By control signal I mean: PRESET, RESET and CE (Clock Enable)
In the secound case, rst has to go through an inverter then to CE pins of my_reg's FF
This adds unecessary logic and routing.
sxpert: you're not targetting the ice40 right ?
my_reg is not reset because it doesn't need to be reset since it's value won't be used when reset is deasserted (somewhere else in the design)
It doesn't matter which FPGA is targeted, crap coding style is crap coding style ;)
ylamarre: I'm raising it because the arch of the ice40 makes async reset much preferrable imho. For other (ecp/xilinx/...) not so much.
Notice, I also provide the length of all my signals. This ensures there are no surprises if register width should expand later on.
tnt: why?
ylamarre: in the ice40, sync resets is gated by CE. (so you need CE=1 for RST line to work).
Oh! good catch!
m4ssi has quit [Remote host closed the connection]
I heard something like that for some Intel parts, but never bothered with them so, I never really cared, but good to know thanks.
* ylamarre
has only ever really used Xilinx parts
We'll modify later to accomodate for that.
I think sxpert is working on ECP5 IIRC ?
ylamarre: I worked on xilinx pretty exclusively as well until I started doing ice40 stuff ~ 1 y ago.
Still need to get into ECP5 ... got the hw, just no time yet to dive into it.
I think both...
sxpert: Ok, so in your code, alu_active is a reset and CE merged together... avoid this!
sxpert: You provide me with a good example here: wire [1:0] phase;
assign phase = i_clk_ph + 3;
well, alu_active is indeed reset and module_enable
verilog integers are 32bits signed
so that should be "2'b11" and not "3" ?
or maybe
If that's what you want...
"- 2'b01" ?
that's better.
'cause that's really the intent.
I thought the tool would cast the integer value to whatever the destination size is
I see
It's in the standard somewhere
Don't assume!
I'd also favor "- 2'd1"
Sign extension and subtle bit truncation will bite you back...
That's garanteed by Murphy!
zem has quit [Ping timeout: 240 seconds]
also, you have unbuffered substration followed by comparison going those some other logic which eventualy goes into reset and preset...
Your optimiser might save you, but I wouldn't rely on that.
zem has joined ##openfpga
Reversing the logic, my understanding here is you have logic that are only active one fourth of the time depending on the phase...
phase_0 is prepare commands onto the bus
phase_1 is when the other device on the bus does things
phase_2 is when the instruction decoder happens
phase_3 is when instruction execution starts or happens
ylamarre: I have updated the thing, does it look any better ?
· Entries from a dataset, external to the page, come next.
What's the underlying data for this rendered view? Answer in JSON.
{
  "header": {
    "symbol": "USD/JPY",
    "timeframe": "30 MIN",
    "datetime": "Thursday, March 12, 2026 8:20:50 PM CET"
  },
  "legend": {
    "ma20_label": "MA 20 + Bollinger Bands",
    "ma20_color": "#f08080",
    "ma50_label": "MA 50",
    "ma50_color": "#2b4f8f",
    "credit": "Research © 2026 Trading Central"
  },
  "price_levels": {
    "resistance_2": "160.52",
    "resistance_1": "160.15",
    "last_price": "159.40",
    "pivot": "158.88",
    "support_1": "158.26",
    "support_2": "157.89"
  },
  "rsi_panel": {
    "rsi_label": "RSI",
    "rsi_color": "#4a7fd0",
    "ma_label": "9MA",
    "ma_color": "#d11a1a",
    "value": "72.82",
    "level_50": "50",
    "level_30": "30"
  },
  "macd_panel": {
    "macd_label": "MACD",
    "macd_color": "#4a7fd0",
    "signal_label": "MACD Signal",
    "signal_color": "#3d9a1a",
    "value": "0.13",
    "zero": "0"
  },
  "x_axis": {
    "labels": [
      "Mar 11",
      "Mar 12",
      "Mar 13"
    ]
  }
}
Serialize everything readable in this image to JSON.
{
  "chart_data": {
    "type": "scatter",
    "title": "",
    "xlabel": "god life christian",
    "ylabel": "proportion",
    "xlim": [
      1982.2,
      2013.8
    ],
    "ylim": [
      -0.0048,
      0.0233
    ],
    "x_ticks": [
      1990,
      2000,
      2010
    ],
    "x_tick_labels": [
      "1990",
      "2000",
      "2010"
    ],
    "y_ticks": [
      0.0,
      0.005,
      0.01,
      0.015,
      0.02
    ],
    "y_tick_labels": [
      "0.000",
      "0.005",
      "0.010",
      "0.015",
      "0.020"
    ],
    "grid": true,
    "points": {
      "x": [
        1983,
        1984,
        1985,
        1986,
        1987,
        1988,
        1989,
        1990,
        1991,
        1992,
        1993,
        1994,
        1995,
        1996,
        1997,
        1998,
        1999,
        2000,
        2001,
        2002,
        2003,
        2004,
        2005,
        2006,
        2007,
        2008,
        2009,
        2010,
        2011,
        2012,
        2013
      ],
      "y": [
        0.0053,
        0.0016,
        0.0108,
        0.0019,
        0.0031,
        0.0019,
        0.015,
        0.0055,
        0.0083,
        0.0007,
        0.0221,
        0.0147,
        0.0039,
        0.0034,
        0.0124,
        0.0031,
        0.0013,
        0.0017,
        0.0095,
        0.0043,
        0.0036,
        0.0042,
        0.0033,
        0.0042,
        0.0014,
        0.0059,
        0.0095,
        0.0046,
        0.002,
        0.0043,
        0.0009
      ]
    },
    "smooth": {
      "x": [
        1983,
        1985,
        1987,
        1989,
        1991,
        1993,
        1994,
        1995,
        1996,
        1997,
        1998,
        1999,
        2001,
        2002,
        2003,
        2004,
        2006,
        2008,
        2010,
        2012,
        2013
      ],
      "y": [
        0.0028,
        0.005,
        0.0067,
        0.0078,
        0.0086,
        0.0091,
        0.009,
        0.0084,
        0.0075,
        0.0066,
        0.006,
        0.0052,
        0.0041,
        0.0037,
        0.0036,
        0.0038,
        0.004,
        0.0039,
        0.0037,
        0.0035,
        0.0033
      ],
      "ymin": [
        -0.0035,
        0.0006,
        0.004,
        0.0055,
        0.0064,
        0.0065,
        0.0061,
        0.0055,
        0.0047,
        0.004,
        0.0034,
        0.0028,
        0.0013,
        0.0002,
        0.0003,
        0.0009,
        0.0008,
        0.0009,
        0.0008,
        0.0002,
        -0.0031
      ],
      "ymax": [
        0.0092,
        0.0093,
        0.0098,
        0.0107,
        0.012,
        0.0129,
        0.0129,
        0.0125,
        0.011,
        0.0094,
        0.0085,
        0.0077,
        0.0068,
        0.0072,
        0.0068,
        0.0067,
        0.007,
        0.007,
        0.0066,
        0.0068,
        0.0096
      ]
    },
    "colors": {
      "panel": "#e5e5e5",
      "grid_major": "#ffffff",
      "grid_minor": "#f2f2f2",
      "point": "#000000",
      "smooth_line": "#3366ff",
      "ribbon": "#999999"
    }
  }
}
Ok, and with all the comparisions and all that, instead on "saving" some flops on the adders and messing up your decoding logic, you might want to have a shift register, a one-hot state machine if you will
Code still looks the same on github...
hadn't pushed, sorry ;)
Not exactly what I'm trying to show you...
pointfree has quit [Excess Flood]
pointfree has joined ##openfpga
I'll rework the code on my way back home, I think it's a good example of how coding style "drives" the tool, but it's taking too much time and I need to work.
ok, no problem
I'll continue adding functionnality, and rewrite according to the new set of rules
oh yay, my order of amber 3ml syringes from amazon is out for delivery
Now i can play with my new UV cure epoxy
ylamarre: changed the clock generation to a shift register as you said
xdeller__ has quit [Read error: Connection reset by peer]
xdeller__ has joined ##openfpga
azonenberg_work: the amber color is to prevent the thing from curing in the daylight ?
they're basically a LPF with a cutoff in the mid-yellow range
so green/blue/UV are blocked
azonenberg: Like those sleeping glasses?